Chaque homme est ainsi fait : soyez de ses amis,
Il vous proclame un beau génie ;
Tout autre en son estime est rarement admis,
Quels que soient de ses chants le charme et l'harmonie.
Refusant tout éloge au talent étranger.
S'il en sent la grandeur, il croira déroger.
Dussé-je à tels esprits ne point paraître affable,
Contre eux j'ai fait ce conte, à défaut d'une fable.
Dans un temple chrétien, un grand prédicateur,
Exhortant l'auditoire à la charité sainte.
Semblait de Platon > même atteindre la hauteur.
Sa parole limpide, en remplissant l'enceinte,
De sa bouche coulait comme le plus doux miel.
On eût dit que sa voix, dans l'infini lancée,
Sans effort ravissant le cœur et la pensée.
Par une chaîne d'or les unissait au ciel ;
Puis parfois son discours, devenu plus austère,
Frappait la vanité des grandeurs de la terre.
Le sermon est fini. L'auditoire enchanté
Semble en goûter les charmes,
Et jusqu'au haut du ciel, par l'extase emporté,
Reste encore un moment sans essuyer ses larmes.

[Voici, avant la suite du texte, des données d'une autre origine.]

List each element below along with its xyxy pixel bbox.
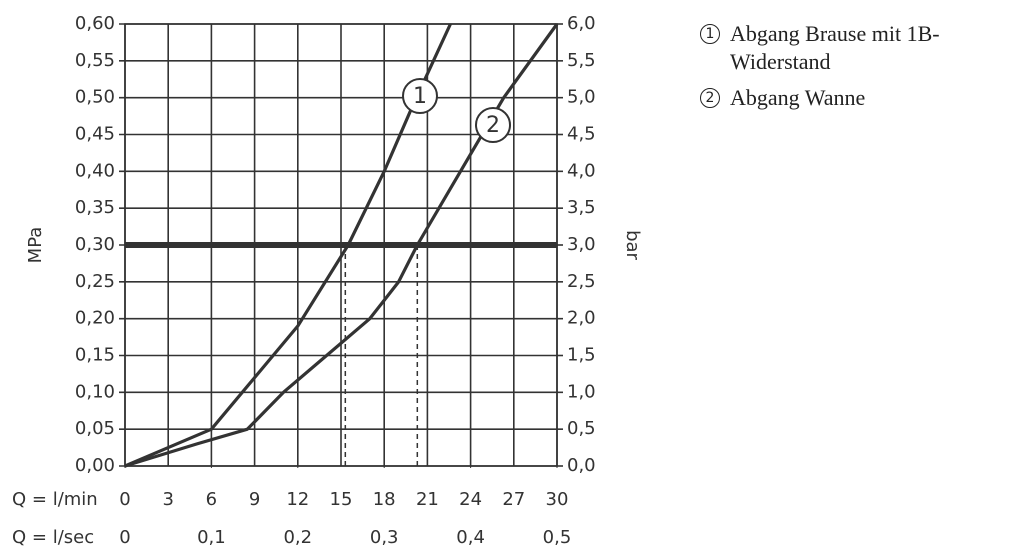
y-tick-label: 0,45 — [75, 124, 115, 145]
series-line — [124, 23, 452, 468]
y2-tick-label: 1,0 — [567, 381, 596, 402]
y-tick-label: 0,40 — [75, 160, 115, 181]
y2-tick-label: 3,0 — [567, 234, 596, 255]
y2-tick-label: 0,5 — [567, 418, 596, 439]
x-tick-label: 30 — [546, 489, 569, 510]
y2-axis-label: bar — [622, 230, 643, 260]
x2-tick-label: 0,3 — [370, 527, 399, 548]
x-tick-label: 27 — [502, 489, 525, 510]
x-tick-label: 9 — [249, 489, 260, 510]
y-tick-label: 0,00 — [75, 455, 115, 476]
y2-tick-label: 1,5 — [567, 345, 596, 366]
y2-tick-label: 0,0 — [567, 455, 596, 476]
x-tick-label: 24 — [459, 489, 482, 510]
y-tick-label: 0,25 — [75, 271, 115, 292]
y-tick-label: 0,20 — [75, 308, 115, 329]
legend-label: Abgang Wanne — [730, 85, 866, 110]
legend-item: 1 Abgang Brause mit 1B-Widerstand — [700, 20, 1010, 76]
y-tick-label: 0,05 — [75, 418, 115, 439]
series-marker-label: 1 — [413, 84, 427, 109]
y2-tick-label: 3,5 — [567, 197, 596, 218]
x-tick-label: 12 — [286, 489, 309, 510]
x-tick-label: 21 — [416, 489, 439, 510]
series-marker-circle — [475, 107, 511, 143]
series-marker-label: 2 — [486, 113, 500, 138]
y2-tick-label: 2,0 — [567, 308, 596, 329]
y-tick-label: 0,15 — [75, 345, 115, 366]
x2-tick-label: 0 — [119, 527, 130, 548]
legend-number: 2 — [700, 88, 720, 108]
x-tick-label: 18 — [373, 489, 396, 510]
y2-tick-label: 2,5 — [567, 271, 596, 292]
x-tick-label: 3 — [162, 489, 173, 510]
legend-label: Abgang Brause mit 1B-Widerstand — [730, 21, 940, 74]
y2-tick-label: 5,5 — [567, 50, 596, 71]
y2-tick-label: 6,0 — [567, 13, 596, 34]
y2-tick-label: 4,5 — [567, 124, 596, 145]
x2-tick-label: 0,5 — [543, 527, 572, 548]
y-tick-label: 0,10 — [75, 381, 115, 402]
x2-tick-label: 0,1 — [197, 527, 226, 548]
y-tick-label: 0,30 — [75, 234, 115, 255]
x-row-label: Q = l/min — [12, 489, 98, 510]
y2-tick-label: 4,0 — [567, 160, 596, 181]
y-tick-label: 0,55 — [75, 50, 115, 71]
legend-number: 1 — [700, 24, 720, 44]
chart: MPa bar Q = l/min Q = l/sec 0 3 6 9 12 15 18 21… — [12, 13, 643, 548]
series-line — [124, 23, 559, 468]
x-tick-label: 0 — [119, 489, 130, 510]
x2-row-label: Q = l/sec — [12, 527, 94, 548]
legend: 1 Abgang Brause mit 1B-Widerstand 2 Abgang … — [700, 20, 1010, 120]
x-tick-label: 6 — [206, 489, 217, 510]
y-tick-label: 0,35 — [75, 197, 115, 218]
y2-tick-label: 5,0 — [567, 87, 596, 108]
x-tick-label: 15 — [330, 489, 353, 510]
y-tick-label: 0,60 — [75, 13, 115, 34]
y-axis-label: MPa — [25, 227, 46, 264]
x2-tick-label: 0,2 — [283, 527, 312, 548]
x2-tick-label: 0,4 — [456, 527, 485, 548]
series-marker-circle — [402, 78, 438, 114]
legend-item: 2 Abgang Wanne — [700, 84, 1010, 112]
y-tick-label: 0,50 — [75, 87, 115, 108]
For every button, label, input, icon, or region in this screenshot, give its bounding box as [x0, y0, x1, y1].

On sort enfin du temple. « Oh ! l'aimable talent !
Dit l'un ; quelle onction ! quel feu dans son langage !
— Comme sa voix au bien fortement vous engage !
Dit un autre au voisin à s'émouvoir trop lent.
Quoi ! tu n'as point pleuré! Ta dureté nous froisse.
Tu n'y comprends donc rien ? — Si fait, j'ai tout compris.
Si je n'ai pas pleuré, n'en soyez point surpris :
Je ne suis pas de la paroisse ! »
Krilof désigne ici, non le philosophe grec, niais l'archimandrite Platon, mort en 1812, qui s'est rendu fameux chez les Moscovites dans l'éloquence sacrée.